Аполодоро тяжело переживает неудачу, вернее, полный крах: ни нападок, ни критики, всего лишь вынужденная похвала Менагути, который похвалил то, что Аполодоро позаимствовал у него. Юноше кажется, что после Публикации романчика во взглядах друзей и знакомых прибавилось иронии, – наверняка в душе все потешаются над ним. А Кларита, что день ото дня холоднее с ним, сдержаннее, не сказала о романчике ни слова, хотя его читала.
Любит ли он Клариту? Любил ли хоть когда-нибудь по-настоящему? Надо сказать, что теперь, когда он использовал ее как сырье для романчика, любовь его порядком выдохлась.

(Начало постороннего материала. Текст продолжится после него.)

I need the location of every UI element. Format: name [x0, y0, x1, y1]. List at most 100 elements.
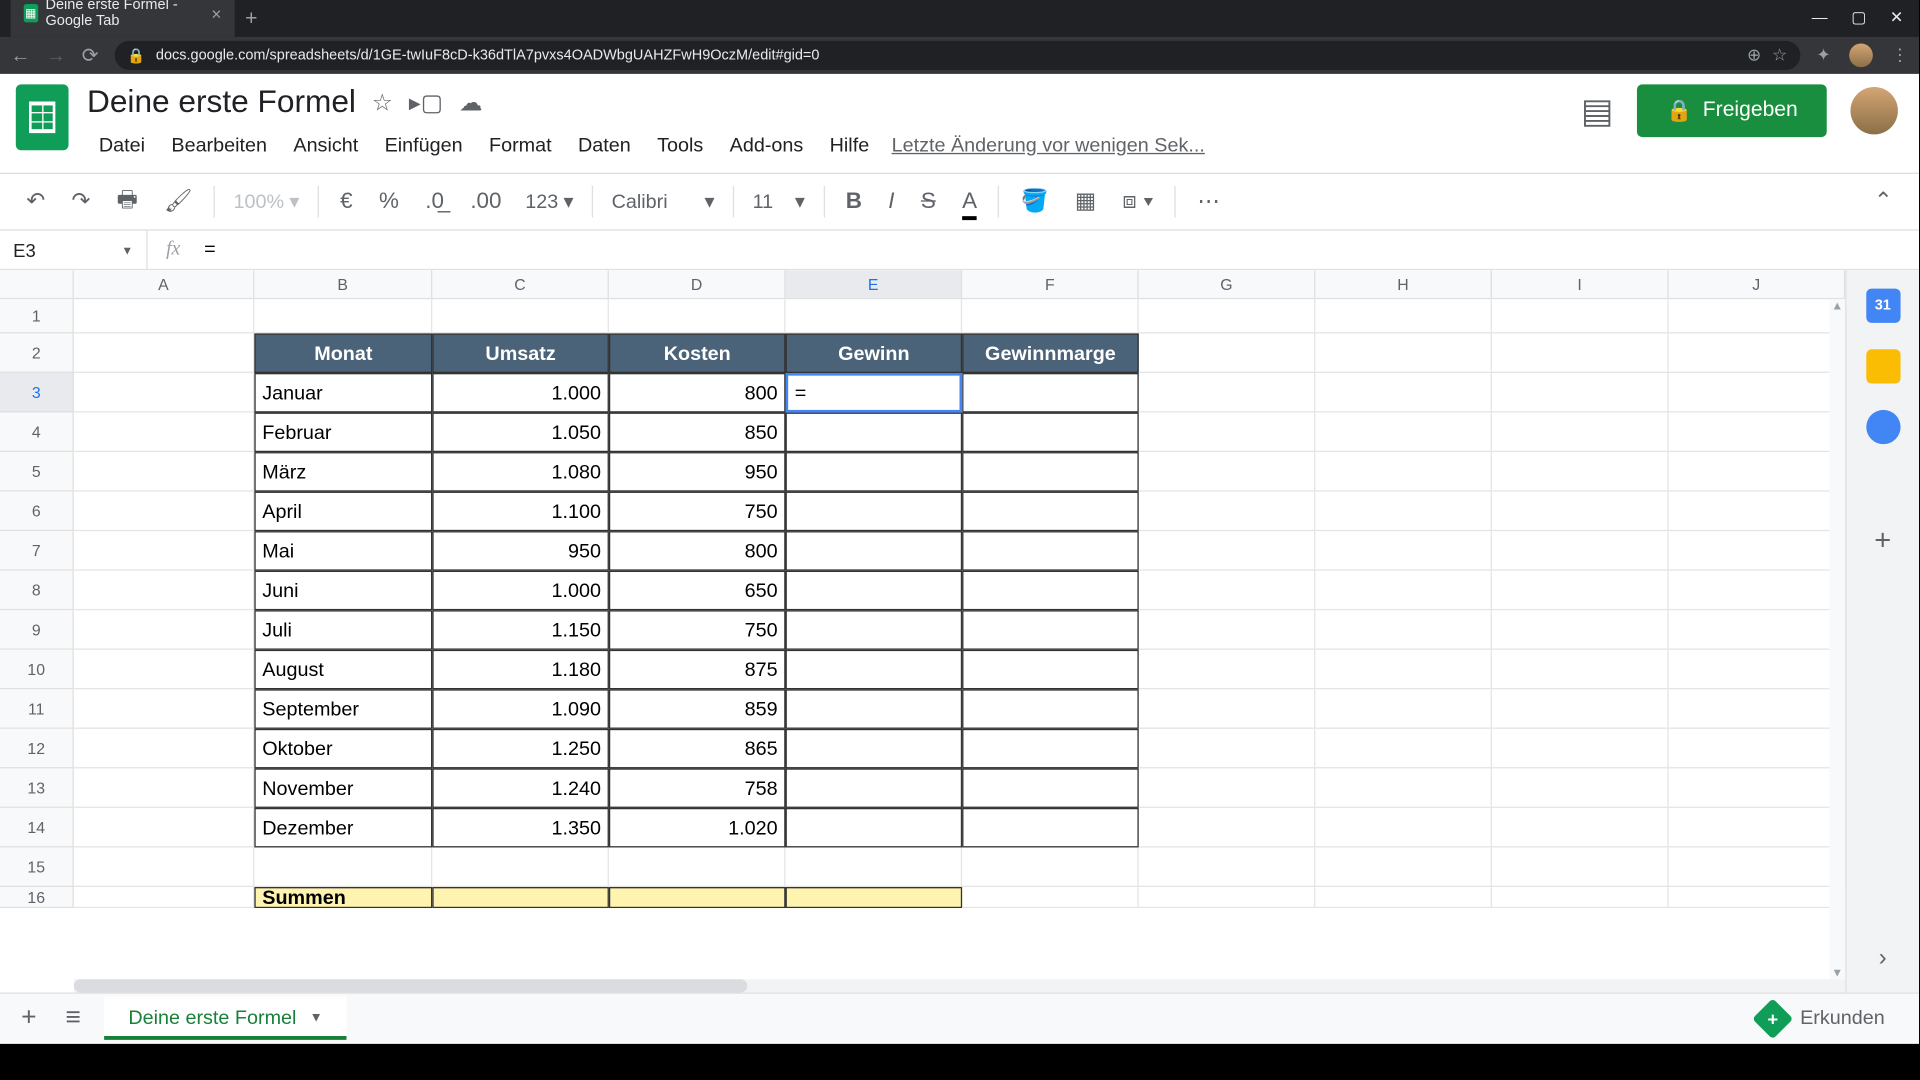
cell[interactable]	[1669, 452, 1846, 492]
calendar-icon[interactable]: 31	[1866, 289, 1900, 323]
cell[interactable]	[1669, 610, 1846, 650]
table-cell[interactable]: März	[254, 452, 432, 492]
table-cell[interactable]: 850	[609, 413, 786, 453]
formula-input[interactable]	[199, 239, 1919, 261]
cell[interactable]	[962, 847, 1139, 887]
row-header-16[interactable]: 16	[0, 887, 74, 908]
bold-button[interactable]: B	[835, 181, 872, 223]
cell[interactable]	[1492, 531, 1669, 571]
table-cell[interactable]: 859	[609, 689, 786, 729]
undo-button[interactable]: ↶	[16, 181, 56, 223]
cell[interactable]	[74, 847, 255, 887]
cell[interactable]	[786, 887, 963, 908]
move-icon[interactable]: ▸▢	[409, 89, 443, 117]
cell[interactable]	[1492, 571, 1669, 611]
cell[interactable]	[432, 847, 609, 887]
cell[interactable]	[962, 299, 1139, 333]
row-header-13[interactable]: 13	[0, 768, 74, 808]
table-cell[interactable]: 758	[609, 768, 786, 808]
cell[interactable]	[962, 452, 1139, 492]
cell[interactable]	[1492, 768, 1669, 808]
row-header-7[interactable]: 7	[0, 531, 74, 571]
cell[interactable]	[1139, 808, 1316, 848]
cell[interactable]	[1315, 333, 1492, 373]
cell[interactable]	[1492, 729, 1669, 769]
menu-edit[interactable]: Bearbeiten	[160, 129, 279, 162]
cell[interactable]	[1315, 650, 1492, 690]
address-bar[interactable]: 🔒 docs.google.com/spreadsheets/d/1GE-twI…	[114, 41, 1800, 70]
cell[interactable]	[1492, 650, 1669, 690]
table-cell[interactable]: Mai	[254, 531, 432, 571]
row-header-1[interactable]: 1	[0, 299, 74, 333]
cell[interactable]	[1669, 847, 1846, 887]
cell[interactable]	[1669, 333, 1846, 373]
table-cell[interactable]: 750	[609, 610, 786, 650]
name-box[interactable]: E3 ▼	[0, 231, 148, 269]
chevron-down-icon[interactable]: ▼	[310, 1011, 323, 1025]
print-button[interactable]: 🖶	[106, 175, 148, 229]
increase-decimal-button[interactable]: .00	[460, 181, 512, 223]
browser-tab[interactable]: ▦ Deine erste Formel - Google Tab ×	[11, 0, 235, 37]
cell[interactable]	[1139, 610, 1316, 650]
percent-button[interactable]: %	[368, 181, 409, 223]
cell[interactable]	[786, 808, 963, 848]
menu-help[interactable]: Hilfe	[818, 129, 881, 162]
zoom-icon[interactable]: ⊕	[1747, 45, 1761, 66]
vertical-scrollbar[interactable]: ▲▼	[1829, 299, 1845, 979]
cell[interactable]	[1139, 333, 1316, 373]
table-cell[interactable]: 1.050	[432, 413, 609, 453]
cell[interactable]	[1139, 373, 1316, 413]
table-cell[interactable]: April	[254, 492, 432, 532]
table-cell[interactable]: 875	[609, 650, 786, 690]
cell[interactable]	[1492, 847, 1669, 887]
new-tab-button[interactable]: +	[235, 3, 268, 37]
font-select[interactable]: Calibri▾	[604, 185, 723, 219]
table-cell[interactable]: 1.250	[432, 729, 609, 769]
italic-button[interactable]: I	[878, 181, 905, 223]
borders-button[interactable]: ▦	[1064, 181, 1106, 223]
cell[interactable]	[786, 531, 963, 571]
cell[interactable]	[1669, 650, 1846, 690]
cell[interactable]	[1139, 847, 1316, 887]
merge-button[interactable]: ⧈ ▾	[1112, 181, 1165, 223]
cell[interactable]	[74, 610, 255, 650]
col-header-j[interactable]: J	[1669, 270, 1846, 298]
cell[interactable]	[1139, 689, 1316, 729]
cell[interactable]	[1315, 299, 1492, 333]
table-cell[interactable]: Juli	[254, 610, 432, 650]
table-cell[interactable]: 1.000	[432, 373, 609, 413]
table-cell[interactable]: 650	[609, 571, 786, 611]
table-cell[interactable]: 1.350	[432, 808, 609, 848]
row-header-14[interactable]: 14	[0, 808, 74, 848]
cell[interactable]	[609, 847, 786, 887]
tab-close-icon[interactable]: ×	[211, 3, 221, 23]
cell[interactable]	[1315, 768, 1492, 808]
row-header-10[interactable]: 10	[0, 650, 74, 690]
menu-data[interactable]: Daten	[566, 129, 642, 162]
menu-file[interactable]: Datei	[87, 129, 157, 162]
cell[interactable]	[786, 610, 963, 650]
table-cell[interactable]: 1.090	[432, 689, 609, 729]
row-header-6[interactable]: 6	[0, 492, 74, 532]
select-all-corner[interactable]	[0, 270, 74, 298]
redo-button[interactable]: ↷	[61, 181, 101, 223]
table-cell[interactable]: 750	[609, 492, 786, 532]
table-header[interactable]: Gewinn	[786, 333, 963, 373]
menu-insert[interactable]: Einfügen	[373, 129, 475, 162]
cell[interactable]	[962, 887, 1139, 908]
cell[interactable]	[1669, 299, 1846, 333]
col-header-h[interactable]: H	[1315, 270, 1492, 298]
collapse-toolbar-button[interactable]: ⌃	[1863, 181, 1903, 223]
document-title[interactable]: Deine erste Formel	[87, 84, 356, 121]
cell[interactable]	[609, 299, 786, 333]
cell[interactable]	[254, 847, 432, 887]
all-sheets-button[interactable]: ≡	[60, 998, 86, 1039]
row-header-5[interactable]: 5	[0, 452, 74, 492]
cell[interactable]	[962, 650, 1139, 690]
row-header-15[interactable]: 15	[0, 847, 74, 887]
cell[interactable]	[74, 452, 255, 492]
cell-editor[interactable]	[795, 382, 953, 404]
cell[interactable]	[432, 299, 609, 333]
extensions-icon[interactable]: ✦	[1816, 45, 1830, 66]
menu-tools[interactable]: Tools	[645, 129, 715, 162]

Однако самую глубокую рану ему наносит дон Фульхенсио, Которого Аполодоро посетил после долгого перерыва.
– Отлично, Аполодоро, отлично, ты получил по заслугам. Крах, полный крах. Нуль. Захотел стать писателем? Вот и получил. Ты думаешь, я не понимаю, что твоей главной заботой была форма, фактура, стиль? Это все от Менагути. Добрую половину там занимает твоя невеста, но и ее ты видишь глазами Менагути. Даже на собственную невесту не сумел ты взглянуть своими глазами. Поделом тебе, поделом. Ну, что теперь твой стиль, что твоя форма, а?
– Искусство – это прежде всего форма.
– Форма? Форма, говоришь? Суметь только… суметь… Глупости! Дело заключается в том, чтобы, как говорится, высоко мыслить и глубоко чувствовать, а ты, извини меня…
– Но это мешает…
– Я понимаю, можешь не продолжать, да, это мешает, мешает. Ты хотел сказать, что возвышенная мысль или глубокое чувство теряют свое качество, если о них красиво сказано, не так ли?